If any country in the world has the credibility and indeed, the moral authority to institute such proceedings, then it is the country that has most vividly lived through and emerged from the horrors of what they describe in the application as the enabling “…background of apartheid, expulsion, ethnic cleansing, annexation, occupation, discrimination, and the ongoing denial of the right of the right…to self-determination…”. The application makes for sobering reading

This application is a powerful statement of active memory and ethical leadership in an environment where many politicians and states have cowered from assuming responsibility for even describing what they are seeing. South Africa is reminding the world of the lessons that history has taught us that we continuously refuse to heed – burying our heads in the sand in moments of injustice diminishes us all. In the words of Nelson Mandela, we are not free until we are all free. It will be interesting to see if other countries line up alongside South Africa in these proceedings. For now, we acknowledge their efforts in the eternal exhortation of their battle for freedom from oppression – AMANDLA!

Zambia celebrating its 60th anniversary this year is especially poignant for us at The Africa Centre, as their first democratically elected President, Kenneth Kaunda, officiated at the launch of our organisation in London, in November 1964. 

We have been putting together a programme of events for 2024 – there will be more information on this coming out in a special edition of the newsletter in a fortnight, so please look out for it. We are very excited about what the year will bring, we look forward to everyone joining us at the various events that we will be holding, hosting, and working in partnership to present and facilitate. 

Happy New Year to Everyone! May 2024 bring us all good fortune, love, light, laughter, and magical memories, Ase.

Olu Alake

CHIEF EXECUTIVE OFFICER


My Cultural Moment of the Month: AFCON 2023 is here! Good luck to all competing nations and well done to the hosts, Ivory Coast for putting on what will be an awesome event. We are turning our building into a typical African football viewing centre for the duration of the tournament – do drop in for the closest experience to being in Lagos, Lusaka, Lilongwe, or Algiers that you will get without getting on a plane!

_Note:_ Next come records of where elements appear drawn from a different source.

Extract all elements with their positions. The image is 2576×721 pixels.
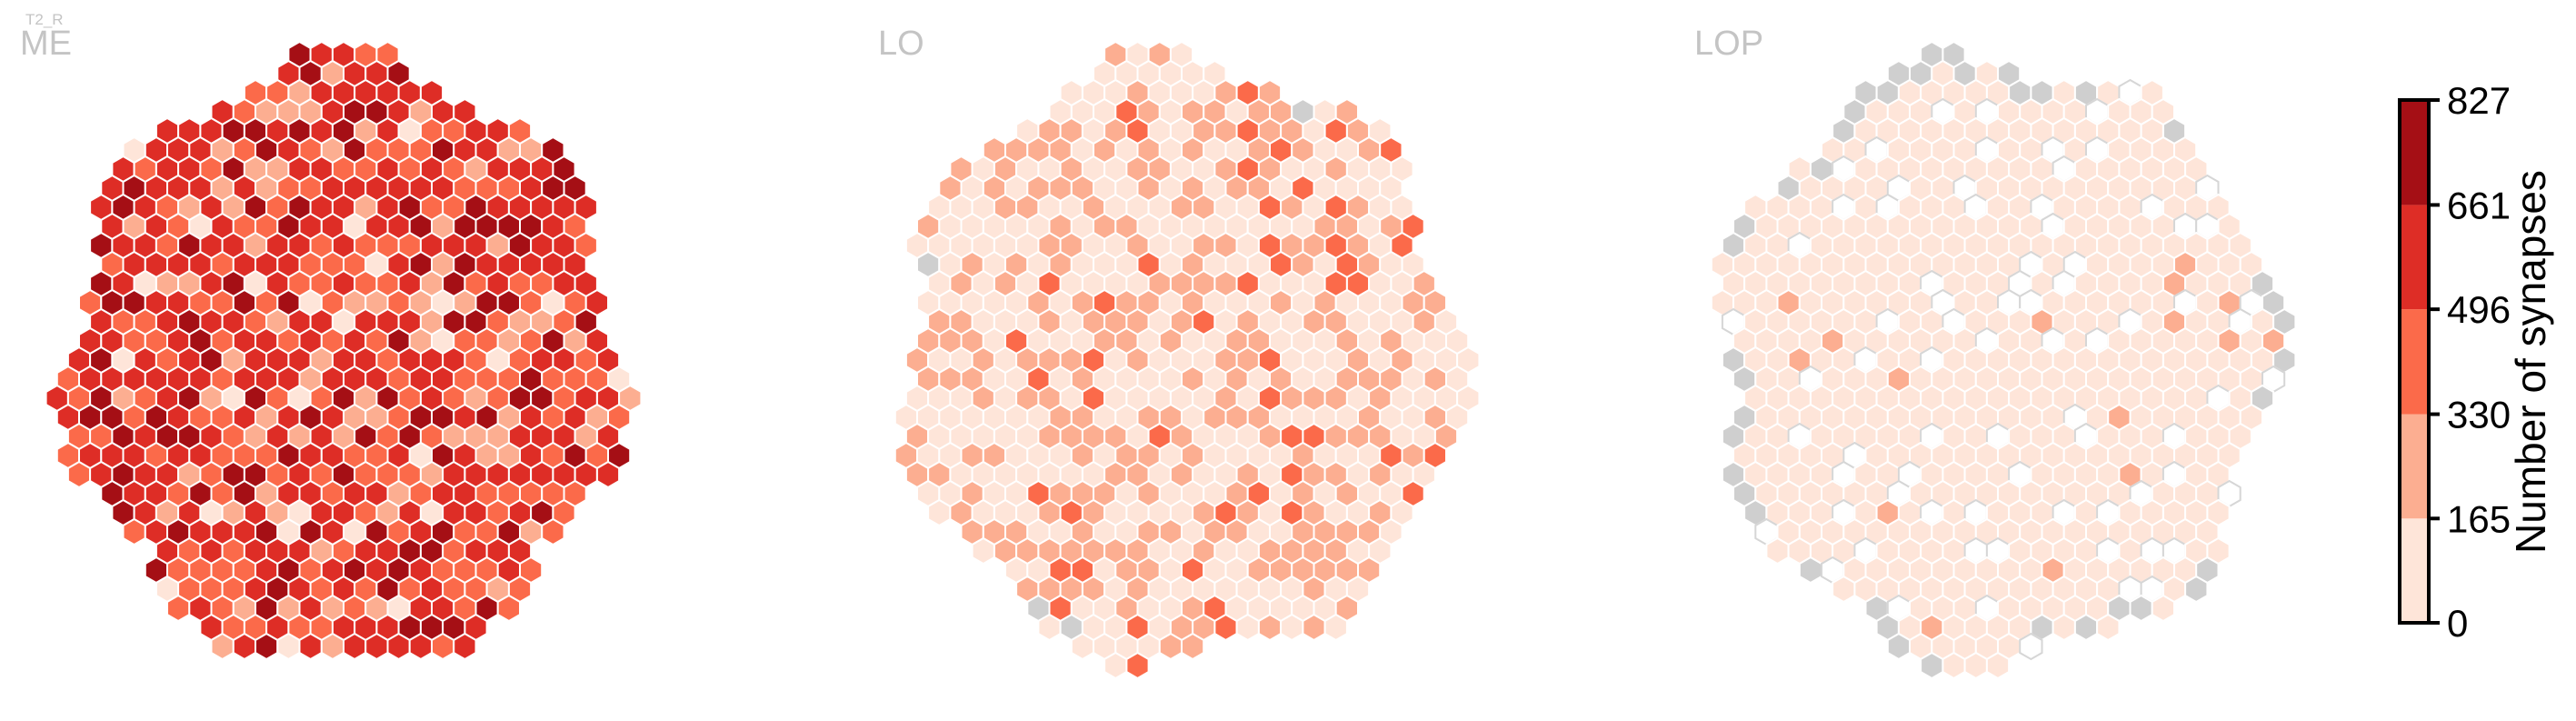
hex-cell [1987, 653, 2009, 678]
hex-cell [365, 634, 387, 659]
hex-cell [928, 500, 950, 526]
hex-cell [277, 634, 299, 659]
hex-cell [2053, 615, 2075, 640]
colorbar-bin [2400, 205, 2429, 309]
hex-cell [1325, 615, 1347, 640]
hex-cell [2131, 596, 2152, 621]
colorbar-tick-label: 0 [2447, 602, 2468, 645]
hex-cell [68, 462, 90, 487]
colorbar: 0 165 330 496 661 827 Number of synapses [2400, 79, 2554, 645]
hex-cell [1160, 634, 1182, 659]
colorbar-tick-label: 661 [2447, 184, 2511, 226]
hex-cell [1281, 615, 1303, 640]
colorbar-bin [2400, 100, 2429, 205]
colorbar-bin [2400, 309, 2429, 414]
hex-cell [2097, 615, 2119, 640]
colorbar-tick-label: 165 [2447, 497, 2511, 540]
hex-cell [597, 462, 619, 487]
hex-cell [1237, 615, 1259, 640]
hex-cell [1259, 615, 1281, 640]
hex-cell [388, 634, 410, 659]
hex-cell [255, 634, 277, 659]
panel-lo: LO [878, 25, 1479, 678]
hex-cell [1832, 576, 1854, 602]
hex-cell [973, 538, 994, 564]
hex-cell [542, 519, 564, 545]
hex-cell [1800, 557, 1822, 583]
hex-cell [212, 634, 234, 659]
hex-cell [1038, 615, 1060, 640]
panel-lop: LOP [1694, 25, 2295, 678]
hex-cell [1965, 653, 1987, 678]
hex-cell [498, 596, 520, 621]
hex-cell [1942, 653, 1964, 678]
colorbar-tick-label: 330 [2447, 394, 2511, 436]
hex-cell [2020, 634, 2042, 659]
hex-cell [124, 519, 145, 545]
colorbar-tick-label: 827 [2447, 79, 2511, 122]
hex-cell [1921, 653, 1942, 678]
hex-cell [410, 634, 432, 659]
panel-title-lop: LOP [1694, 25, 1763, 63]
hex-cell [300, 634, 322, 659]
panel-title-lo: LO [878, 25, 924, 63]
hex-cell [167, 596, 189, 621]
hex-cell [234, 634, 255, 659]
hex-cell [1303, 615, 1324, 640]
hex-cell [2185, 576, 2207, 602]
hex-cell [432, 634, 454, 659]
hex-cell [322, 634, 344, 659]
hex-cell [344, 634, 365, 659]
hex-cell [1766, 538, 1788, 564]
hex-cell [1104, 653, 1126, 678]
hex-cell [1182, 634, 1203, 659]
colorbar-label: Number of synapses [2507, 170, 2554, 554]
hex-cell [1072, 634, 1093, 659]
colorbar-bin [2400, 518, 2429, 623]
hex-cell [2152, 596, 2174, 621]
panel-title-me: ME [20, 25, 72, 63]
hex-cell [454, 634, 475, 659]
hex-cell [2075, 615, 2097, 640]
hex-cell [1126, 653, 1148, 678]
panel-me: ME [20, 25, 641, 659]
hex-cell [1214, 615, 1236, 640]
hex-cell [1888, 634, 1910, 659]
colorbar-tick-label: 496 [2447, 288, 2511, 331]
colorbar-bin [2400, 415, 2429, 519]
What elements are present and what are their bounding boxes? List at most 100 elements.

What I’m Reading: ‘Rumba on the River: A History of the Popular Music of the Two Congos’ by Gary Stewart – in preparation for the work that we will be doing in organising a Congolese Soukous Fest later in the year. In the meantime, you have a chance to watch them live at the Centre on 26th January.

‘It is the support of a collection of hands that makes one beat the chest confidently, a lone hand cannot lift a heavy load onto the head’ – Yoruba saying (roughly translated).